9 Haziran 2009 Salı

Nereye Gidiyoruz?

Hayatta karşılığı olan en önemli iki şey bana göre özgüven ve sevgidir ... Bireylere güven veren, onlara değerli olduklarını hissettirerek yaşam kalitelerini yükselten her iktidar halk nezdinde kuvvetli kalırlar. İktidar ancak bu şekilde muktedir olabilir.

AKP iktidarında ekonomide güven unsuru yaratan iki çapa vardı: AB ve IMF... Dış kaynaklı olan bu unsurların yerine güven arttıran reformları uygulamaya koyamadık, dış rüzgarlarla yelkenleri şişirdik. 2004 Yerel ve 2007 Genel Seçimleri ile halk desteğini yanına alan iktidar ne adil ve kalıcı vergi politikalarını hayata geçirebildi ne de üretim ekonomisini teşvik etti. Arsız bir küresel iştaha karşılık ihracat arttı, buna karşılık ithalat patladı. Durgunluk kapımızı 2006 yılından itibaren çalmaya başlamıştı. Siyasetteki puslu hava ekonomiyi de etkiledi, kimse gelecek hakkında istikrarlı tahminde bulunamıyordu. ABD'de patlak veren tut-sat krizi bizi ikili kıskaca soktu ve kendi zaaflarımızın yarattığı durgunluğa bir de küresel kriz eklendi. Son olarak 2009 Yerel Seçimleri ile siyasi açıdan daha da zayıflayan AKP, IMF ve AB ile anlaşmazlıklar yaşıyor. Ekonomik gerilemeye karşılık torba yasalar olarak anılan yamalı tedbirler güven yaratamıyor ne yazık ki! Son teşvik paketi de geciken ancak yaraya merhem olabilecek olumlu bir adım. Önümüzdeki günlere rengini verecek olaylar ise siyaset merkezli olacak.
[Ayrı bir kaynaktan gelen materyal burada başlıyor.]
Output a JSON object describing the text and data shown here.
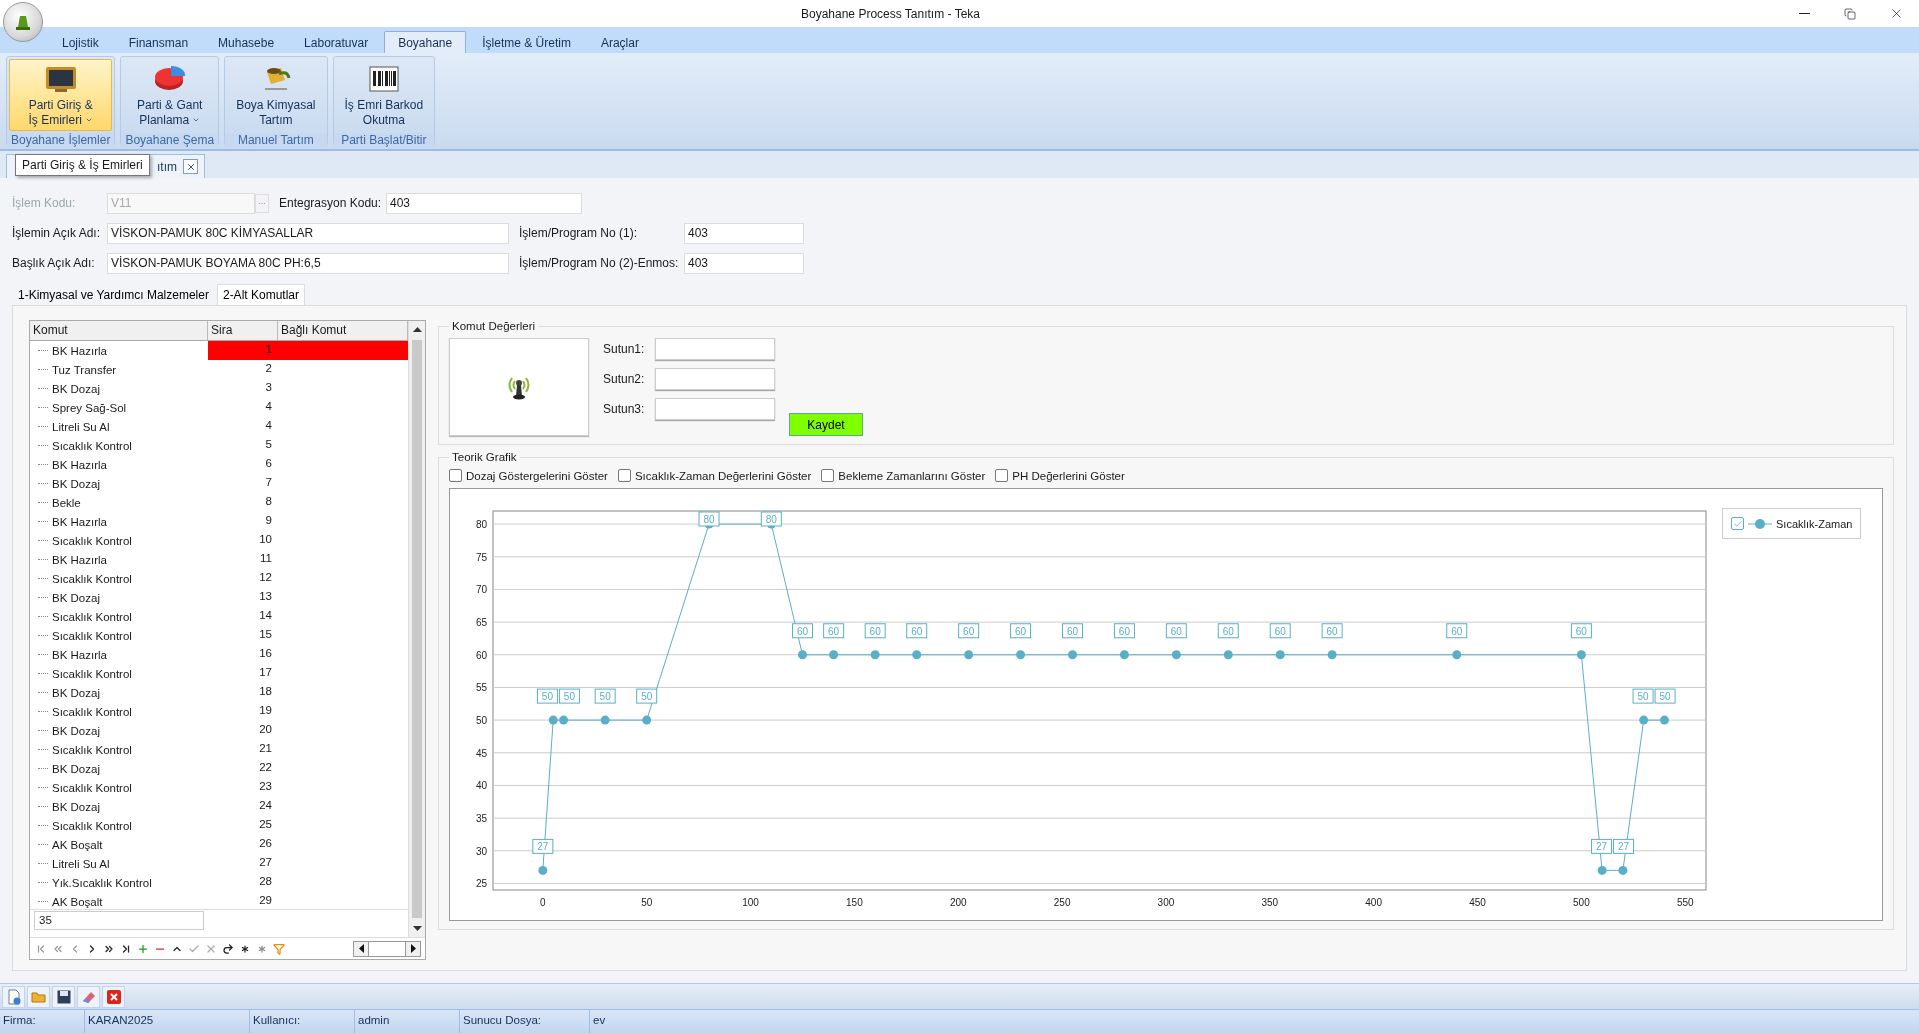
{
  "window": {
    "title": "Boyahane Process Tanıtım - Teka"
  },
  "ribbon_tabs": [
    {
      "label": "Lojistik",
      "selected": false
    },
    {
      "label": "Finansman",
      "selected": false
    },
    {
      "label": "Muhasebe",
      "selected": false
    },
    {
      "label": "Laboratuvar",
      "selected": false
    },
    {
      "label": "Boyahane",
      "selected": true
    },
    {
      "label": "İşletme & Üretim",
      "selected": false
    },
    {
      "label": "Araçlar",
      "selected": false
    }
  ],
  "ribbon_groups": [
    {
      "caption": "Boyahane İşlemler",
      "button": {
        "kind": "monitor",
        "lines": [
          "Parti Giriş &",
          "İş Emirleri"
        ],
        "dropdown": true,
        "selected": true
      }
    },
    {
      "caption": "Boyahane Şema",
      "button": {
        "kind": "pie",
        "lines": [
          "Parti & Gant",
          "Planlama"
        ],
        "dropdown": true,
        "selected": false
      }
    },
    {
      "caption": "Manuel Tartım",
      "button": {
        "kind": "paint",
        "lines": [
          "Boya Kimyasal",
          "Tartım"
        ],
        "dropdown": false,
        "selected": false
      }
    },
    {
      "caption": "Parti Başlat/Bitir",
      "button": {
        "kind": "barcode",
        "lines": [
          "İş Emri Barkod",
          "Okutma"
        ],
        "dropdown": false,
        "selected": false
      }
    }
  ],
  "document_tab": {
    "label": "ıtım"
  },
  "tooltip": "Parti Giriş & İş Emirleri",
  "form": {
    "code": {
      "label": "İşlem Kodu:",
      "value": "V11",
      "disabled": true,
      "browse": "···"
    },
    "integration": {
      "label": "Entegrasyon Kodu:",
      "value": "403"
    },
    "rows": [
      [
        {
          "label": "İşlemin Açık Adı:",
          "value": "VİSKON-PAMUK 80C KİMYASALLAR"
        },
        {
          "label": "İşlem/Program No (1):",
          "value": "403"
        }
      ],
      [
        {
          "label": "Başlık Açık Adı:",
          "value": "VİSKON-PAMUK BOYAMA 80C PH:6,5"
        },
        {
          "label": "İşlem/Program No (2)-Enmos:",
          "value": "403"
        }
      ]
    ]
  },
  "sub_tabs": [
    {
      "label": "1-Kimyasal ve Yardımcı Malzemeler",
      "selected": false
    },
    {
      "label": "2-Alt Komutlar",
      "selected": true
    }
  ],
  "grid": {
    "columns": [
      "Komut",
      "Sira",
      "Bağlı Komut"
    ],
    "rows": [
      {
        "komut": "BK Hazırla",
        "sira": "1",
        "selected": true
      },
      {
        "komut": "Tuz Transfer",
        "sira": "2",
        "selected": false
      },
      {
        "komut": "BK Dozaj",
        "sira": "3",
        "selected": false
      },
      {
        "komut": "Sprey Sağ-Sol",
        "sira": "4",
        "selected": false
      },
      {
        "komut": "Litreli Su Al",
        "sira": "4",
        "selected": false
      },
      {
        "komut": "Sıcaklık Kontrol",
        "sira": "5",
        "selected": false
      },
      {
        "komut": "BK Hazırla",
        "sira": "6",
        "selected": false
      },
      {
        "komut": "BK Dozaj",
        "sira": "7",
        "selected": false
      },
      {
        "komut": "Bekle",
        "sira": "8",
        "selected": false
      },
      {
        "komut": "BK Hazırla",
        "sira": "9",
        "selected": false
      },
      {
        "komut": "Sıcaklık Kontrol",
        "sira": "10",
        "selected": false
      },
      {
        "komut": "BK Hazırla",
        "sira": "11",
        "selected": false
      },
      {
        "komut": "Sıcaklık Kontrol",
        "sira": "12",
        "selected": false
      },
      {
        "komut": "BK Dozaj",
        "sira": "13",
        "selected": false
      },
      {
        "komut": "Sıcaklık Kontrol",
        "sira": "14",
        "selected": false
      },
      {
        "komut": "Sıcaklık Kontrol",
        "sira": "15",
        "selected": false
      },
      {
        "komut": "BK Hazırla",
        "sira": "16",
        "selected": false
      },
      {
        "komut": "Sıcaklık Kontrol",
        "sira": "17",
        "selected": false
      },
      {
        "komut": "BK Dozaj",
        "sira": "18",
        "selected": false
      },
      {
        "komut": "Sıcaklık Kontrol",
        "sira": "19",
        "selected": false
      },
      {
        "komut": "BK Dozaj",
        "sira": "20",
        "selected": false
      },
      {
        "komut": "Sıcaklık Kontrol",
        "sira": "21",
        "selected": false
      },
      {
        "komut": "BK Dozaj",
        "sira": "22",
        "selected": false
      },
      {
        "komut": "Sıcaklık Kontrol",
        "sira": "23",
        "selected": false
      },
      {
        "komut": "BK Dozaj",
        "sira": "24",
        "selected": false
      },
      {
        "komut": "Sıcaklık Kontrol",
        "sira": "25",
        "selected": false
      },
      {
        "komut": "AK Boşalt",
        "sira": "26",
        "selected": false
      },
      {
        "komut": "Litreli Su Al",
        "sira": "27",
        "selected": false
      },
      {
        "komut": "Yık.Sıcaklık Kontrol",
        "sira": "28",
        "selected": false
      },
      {
        "komut": "AK Boşalt",
        "sira": "29",
        "selected": false
      }
    ],
    "footer_value": "35"
  },
  "command_values": {
    "title": "Komut Değerleri",
    "fields": [
      {
        "label": "Sutun1:"
      },
      {
        "label": "Sutun2:"
      },
      {
        "label": "Sutun3:"
      }
    ],
    "save_button": "Kaydet"
  },
  "theoretical_chart": {
    "title": "Teorik Grafik",
    "checkboxes": [
      {
        "label": "Dozaj Göstergelerini Göster",
        "checked": false
      },
      {
        "label": "Sıcaklık-Zaman Değerlerini Göster",
        "checked": false
      },
      {
        "label": "Bekleme Zamanlarını Göster",
        "checked": false
      },
      {
        "label": "PH Değerlerini Göster",
        "checked": false
      }
    ],
    "legend": {
      "checked": true
    },
    "chart_data": {
      "type": "line",
      "x": [
        0,
        5,
        10,
        30,
        50,
        80,
        110,
        125,
        140,
        160,
        180,
        205,
        230,
        255,
        280,
        305,
        330,
        355,
        380,
        440,
        500,
        510,
        520,
        530,
        540
      ],
      "series": [
        {
          "name": "Sıcaklık-Zaman",
          "color": "#5aafc8",
          "marker": "circle",
          "values": [
            27,
            50,
            50,
            50,
            50,
            80,
            80,
            60,
            60,
            60,
            60,
            60,
            60,
            60,
            60,
            60,
            60,
            60,
            60,
            60,
            60,
            27,
            27,
            50,
            50
          ]
        }
      ],
      "grid": true,
      "xlim": [
        -24,
        560
      ],
      "ylim": [
        24,
        82
      ],
      "xticks": [
        0,
        50,
        100,
        150,
        200,
        250,
        300,
        350,
        400,
        450,
        500,
        550
      ],
      "yticks": [
        25,
        30,
        35,
        40,
        45,
        50,
        55,
        60,
        65,
        70,
        75,
        80
      ],
      "data_labels": true
    }
  },
  "status_bar": [
    {
      "label": "Firma:",
      "value": "KARAN2025"
    },
    {
      "label": "Kullanıcı:",
      "value": "admin"
    },
    {
      "label": "Sunucu Dosya:",
      "value": "ev"
    }
  ]
}
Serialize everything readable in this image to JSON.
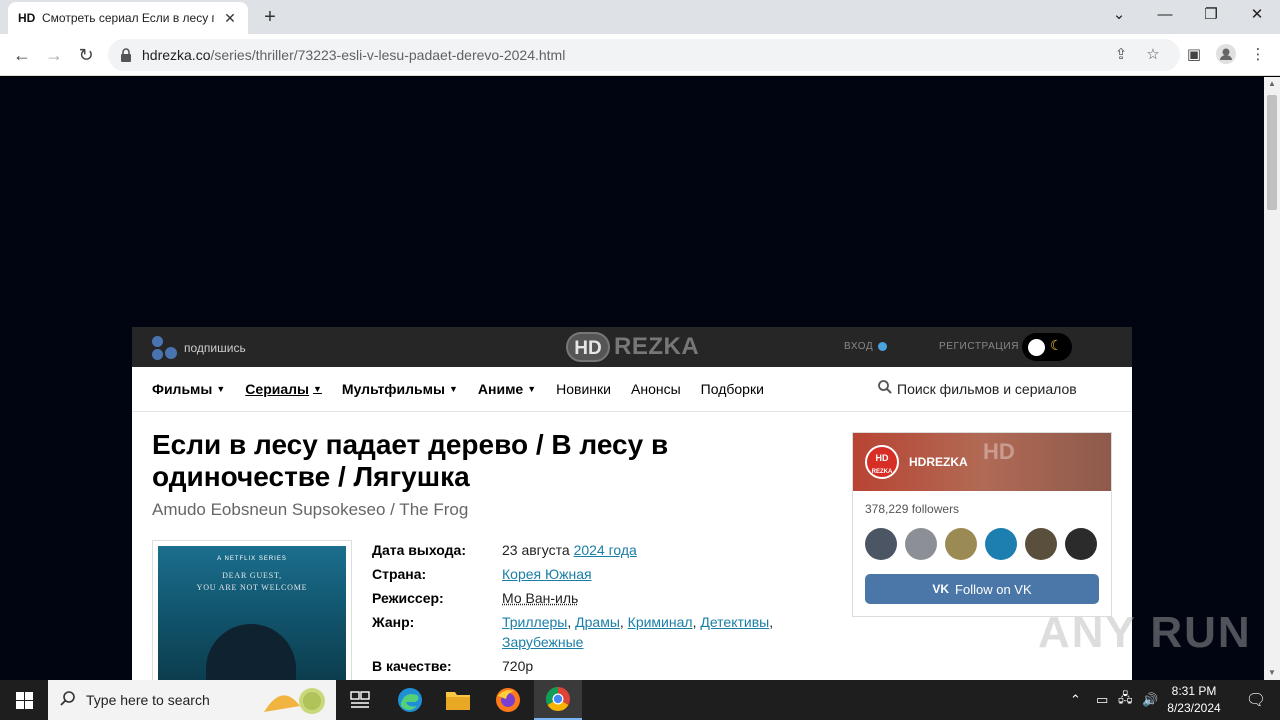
{
  "browser": {
    "tab": {
      "favicon": "HD",
      "title": "Смотреть сериал Если в лесу падает дерево"
    },
    "url_domain": "hdrezka.co",
    "url_path": "/series/thriller/73223-esli-v-lesu-padaet-derevo-2024.html",
    "icons": [
      "back-icon",
      "forward-icon",
      "reload-icon",
      "lock-icon",
      "share-icon",
      "star-icon",
      "sidepanel-icon",
      "profile-icon",
      "menu-icon"
    ]
  },
  "site": {
    "subscribe": "подпишись",
    "logo_hd": "HD",
    "logo_text": "REZKA",
    "login": "ВХОД",
    "register": "РЕГИСТРАЦИЯ",
    "menu": [
      {
        "label": "Фильмы",
        "bold": true,
        "dropdown": true
      },
      {
        "label": "Сериалы",
        "bold": true,
        "dropdown": true,
        "active": true
      },
      {
        "label": "Мультфильмы",
        "bold": true,
        "dropdown": true
      },
      {
        "label": "Аниме",
        "bold": true,
        "dropdown": true
      },
      {
        "label": "Новинки",
        "bold": false
      },
      {
        "label": "Анонсы",
        "bold": false
      },
      {
        "label": "Подборки",
        "bold": false
      }
    ],
    "search_placeholder": "Поиск фильмов и сериалов"
  },
  "movie": {
    "title": "Если в лесу падает дерево / В лесу в одиночестве / Лягушка",
    "original_title": "Amudo Eobsneun Supsokeseo / The Frog",
    "poster": {
      "tag": "A NETFLIX SERIES",
      "line1": "DEAR GUEST,",
      "line2": "YOU ARE NOT WELCOME"
    },
    "info": {
      "release_label": "Дата выхода:",
      "release_day": "23 августа",
      "release_year": "2024 года",
      "country_label": "Страна:",
      "country": "Корея Южная",
      "director_label": "Режиссер:",
      "director": "Мо Ван-иль",
      "genre_label": "Жанр:",
      "genres": [
        "Триллеры",
        "Драмы",
        "Криминал",
        "Детективы",
        "Зарубежные"
      ],
      "quality_label": "В качестве:",
      "quality": "720p"
    }
  },
  "vk_widget": {
    "name": "HDREZKA",
    "avatar_text_1": "HD",
    "avatar_text_2": "REZKA",
    "followers": "378,229 followers",
    "button": "Follow on VK",
    "avatar_colors": [
      "#4b5564",
      "#8d8f96",
      "#9c8a55",
      "#1c7fb0",
      "#5a4e3c",
      "#2b2b2b"
    ]
  },
  "watermark": "ANY RUN",
  "taskbar": {
    "search_placeholder": "Type here to search",
    "time": "8:31 PM",
    "date": "8/23/2024"
  }
}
Ekonomik altyapı tüm Dünya'yı şekillendirirken Türkiye bu altüst oluşun dışında kalmayacak. Bizleri hızlı,üzücü ve zor günler bekliyor olabilir. Toplumsal yozlaşma ise bugünleri daha da zorlaştıracak. Bana ülkemin durumu şöyle betimlenebilir: Kaptansız ve dümeni kırık bir gemi kayalara doğru hızla yaklaşıyor.Kriz daha yeni başlıyor.